= Battle of Ganzak (363) =

The Battle of Ganzak was a military clash between the Arsacid Kingdom and Sasanian Persia, which took place in 363. In the same year, the "Shameful Peace Treaty" was concluded between Rome and Persia, according to which Rome would not assist Greater Armenia if a war broke out between the Arsacid Kingdom and Sasanian Persia. Taking advantage of these favorable conditions, Shapur II (also known as Shapur the Great and Shapur the Long-lived) began launching campaigns toward the southern provinces of Greater Armenia, as a result of one of which the Armenian sparapet Vasak Mamikonian led the Armenian army toward Ganzak and there, engaging in battle against the Persian army, achieved victory.

== Background ==
The next Roman-Persian war, the Battle of Ctesiphon (363), ended with Rome's defeat. Emperor Julian, approaching Ctesiphon, fought a battle with the Persian king Shapur II, and was killed in the battle. The new emperor, Jovian, did not consider it necessary to continue the war and concluded a treaty with Persia. According to that treaty, the 5 southern provinces of Armenia, together with 15 fortresses and cities, were to pass under Persian control. They were also ceded Roman territories in Northern Mesopotamia, with Nisibis as the center. This policy of Rome and the concluded treaty were considered "shameful" by the 4th-century Roman historian Ammianus, who expressed his anger with the following words: "in the treaty there was also a very heavy and treacherous addition, namely, that after this agreement no assistance should be given to our constant loyal ally Arsaces against the Persians, if he should request such assistance". This treaty allowed the Persian king Shapur the Long-lived to freely implement his plans concerning Greater Armenia.

== The Battle ==
Taking advantage of the freedom granted to him by the Treaty of Nisibis, Shapur the Long-lived began concentrating his forces near the southern border of Armenia. The Armenian border guards stationed in Ganzak informed the Armenian king Arsaces II about this, who in turn ordered the sparapet Vasak Mamikonian to move toward the southern border of Armenia . The main task of the sparapet was to prevent the enemy from invading the central provinces of Armenia, for which it was necessary to block the possible routes of the Persian army. The sparapet was also in a hurry to prevent the unification of Persian detachments and the arrival of reinforcements.
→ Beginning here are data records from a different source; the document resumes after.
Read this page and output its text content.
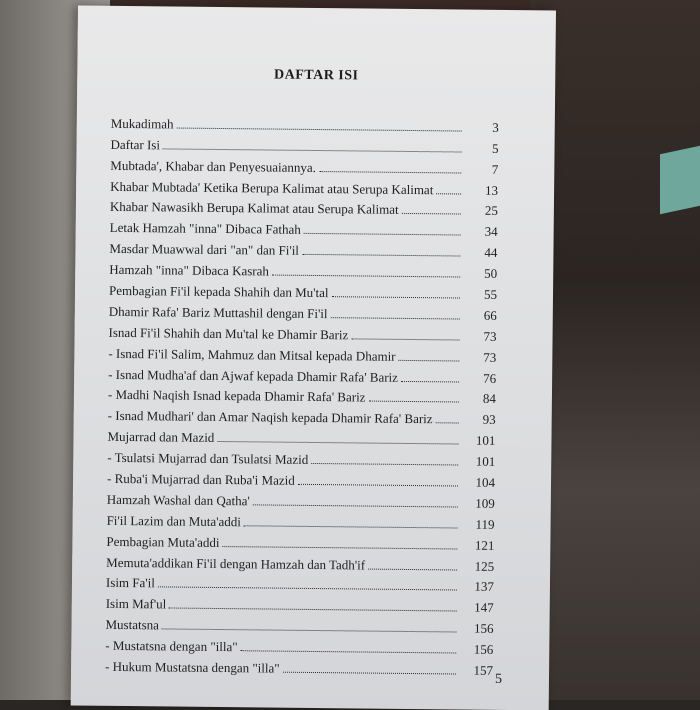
DAFTAR ISI
Mukadimah	3
Daftar Isi	5
Mubtada', Khabar dan Penyesuaiannya.	7
Khabar Mubtada' Ketika Berupa Kalimat atau Serupa Kalimat	13
Khabar Nawasikh Berupa Kalimat atau Serupa Kalimat	25
Letak Hamzah "inna" Dibaca Fathah	34
Masdar Muawwal dari "an" dan Fi'il	44
Hamzah "inna" Dibaca Kasrah	50
Pembagian Fi'il kepada Shahih dan Mu'tal	55
Dhamir Rafa' Bariz Muttashil dengan Fi'il	66
Isnad Fi'il Shahih dan Mu'tal ke Dhamir Bariz	73
- Isnad Fi'il Salim, Mahmuz dan Mitsal kepada Dhamir	73
- Isnad Mudha'af dan Ajwaf kepada Dhamir Rafa' Bariz	76
- Madhi Naqish Isnad kepada Dhamir Rafa' Bariz	84
- Isnad Mudhari' dan Amar Naqish kepada Dhamir Rafa' Bariz	93
Mujarrad dan Mazid	101
- Tsulatsi Mujarrad dan Tsulatsi Mazid	101
- Ruba'i Mujarrad dan Ruba'i Mazid	104
Hamzah Washal dan Qatha'	109
Fi'il Lazim dan Muta'addi	119
Pembagian Muta'addi	121
Memuta'addikan Fi'il dengan Hamzah dan Tadh'if	125
Isim Fa'il	137
Isim Maf'ul	147
Mustatsna	156
- Mustatsna dengan "illa"	156
- Hukum Mustatsna dengan "illa"	157
5
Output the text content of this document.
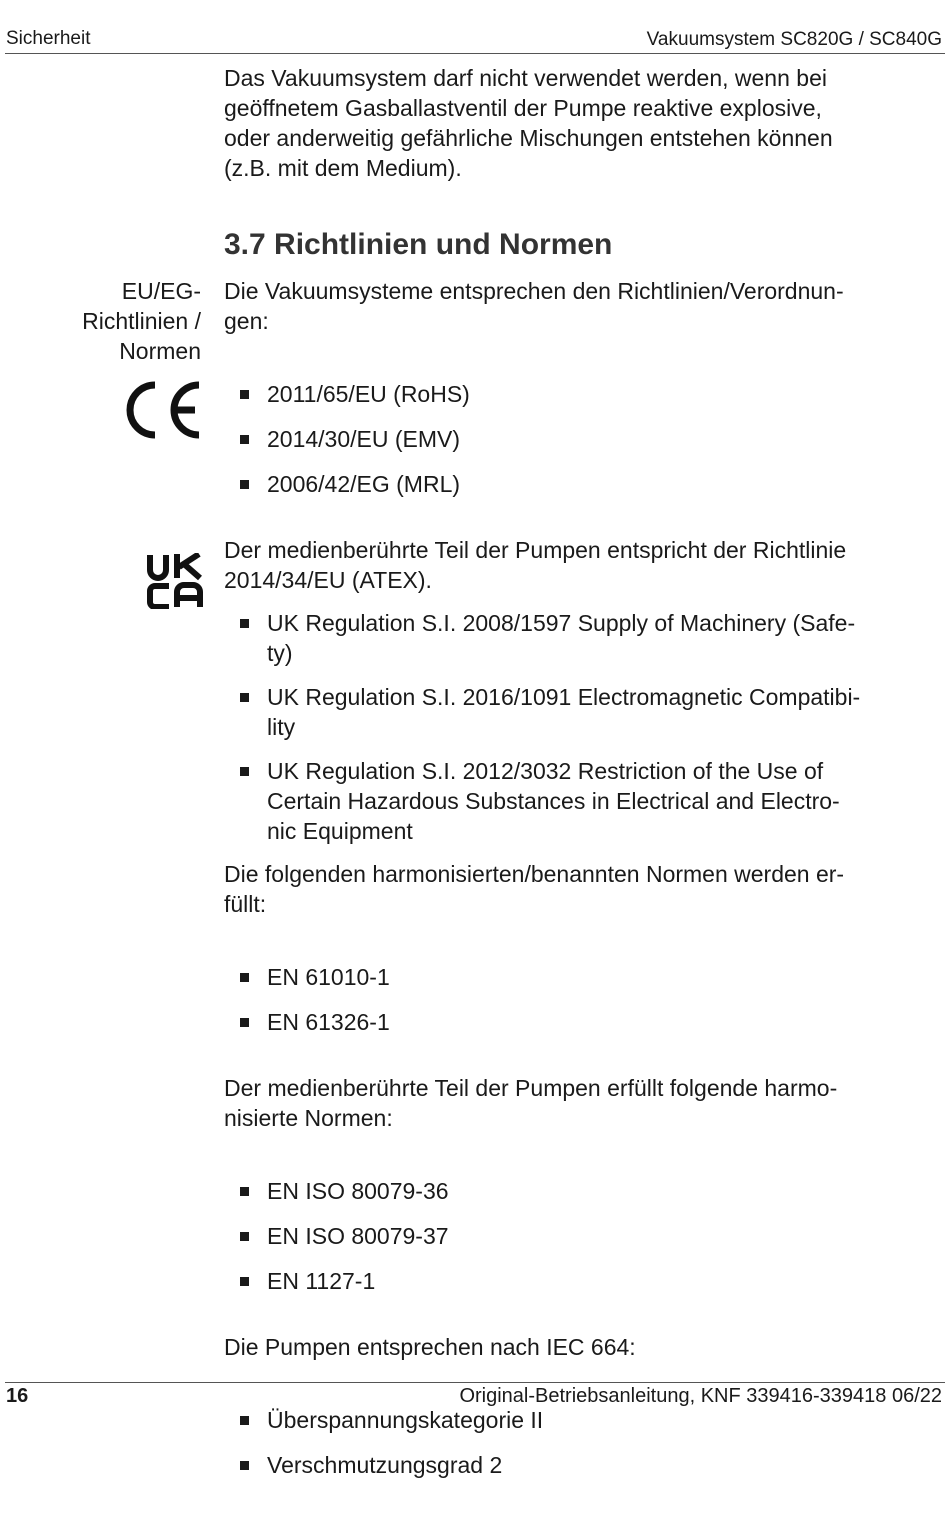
Sicherheit	Vakuumsystem SC820G / SC840G
Das Vakuumsystem darf nicht verwendet werden, wenn bei
geöffnetem Gasballastventil der Pumpe reaktive explosive,
oder anderweitig gefährliche Mischungen entstehen können
(z.B. mit dem Medium).
3.7 Richtlinien und Normen
EU/EG-
Richtlinien /
Normen

Die Vakuumsysteme entsprechen den Richtlinien/Verordnun-
gen:

2011/65/EU (RoHS)
2014/30/EU (EMV)
2006/42/EG (MRL)

Der medienberührte Teil der Pumpen entspricht der Richtlinie
2014/34/EU (ATEX).

UK Regulation S.I. 2008/1597 Supply of Machinery (Safe-
ty)
UK Regulation S.I. 2016/1091 Electromagnetic Compatibi-
lity
UK Regulation S.I. 2012/3032 Restriction of the Use of
Certain Hazardous Substances in Electrical and Electro-
nic Equipment

Die folgenden harmonisierten/benannten Normen werden er-
füllt:

EN 61010-1
EN 61326-1

Der medienberührte Teil der Pumpen erfüllt folgende harmo-
nisierte Normen:

EN ISO 80079-36
EN ISO 80079-37
EN 1127-1

Die Pumpen entsprechen nach IEC 664:

Überspannungskategorie II
Verschmutzungsgrad 2
16	Original-Betriebsanleitung, KNF 339416-339418 06/22
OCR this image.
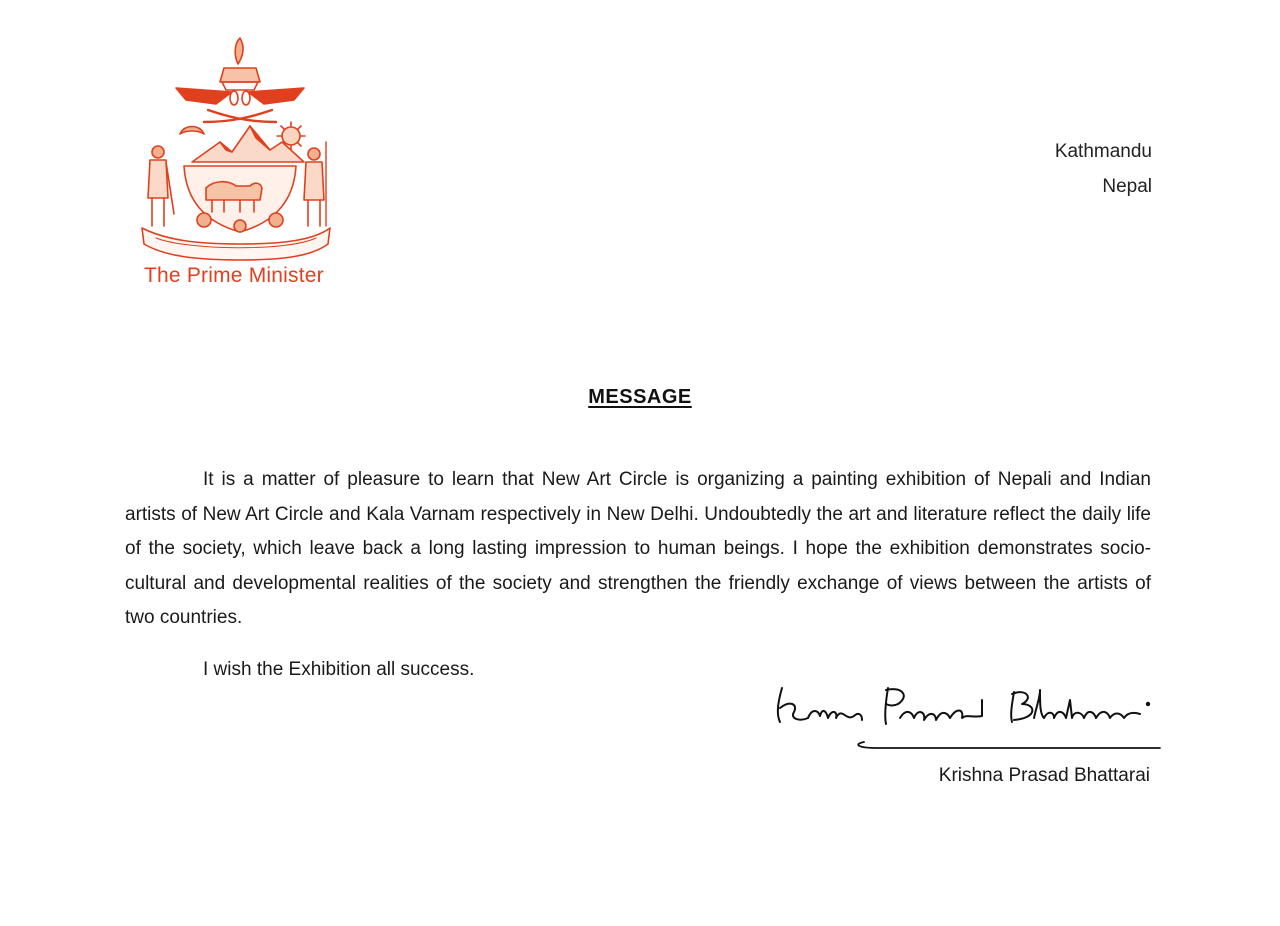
The Prime Minister
Kathmandu
Nepal
MESSAGE

It is a matter of pleasure to learn that New Art Circle is organizing a painting exhibition of Nepali and Indian artists of New Art Circle and Kala Varnam respectively in New Delhi. Undoubtedly the art and literature reflect the daily life of the society, which leave back a long lasting impression to human beings. I hope the exhibition demonstrates socio-cultural and developmental realities of the society and strengthen the friendly exchange of views between the artists of two countries.

I wish the Exhibition all success.
Krishna Prasad Bhattarai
Before the start of the campaign, the Armenian sparapet held a military review to check the combat readiness of the army."The border guards of the Armenian king, who were stationed in Ganzak of Atropatene, informed King Arsaces of this in advance, even before (Shapur) reached Atropatene. As soon as the Armenian King Arsaces learned this, he ordered his sparapet Vasak to organize all his troops and go forth to confront the Persian king Shapur… Sparapet Vasak advanced, reached and clashed with the Persian king".After a long march, the Armenian army reached Ganzak (Shahastan) and, engaging in battle with the Persian army, did not allow them to invade the country. Not all units of the Persian army had managed to concentrate in one place and take up military positions. The attack of Vasak Mamikonian caught them by surprise. Unable to withstand the assault of the Armenian army, the Persian army began to retreat. Wishing to further consolidate his victory, Vasak continued the pursuit even into Persian territories.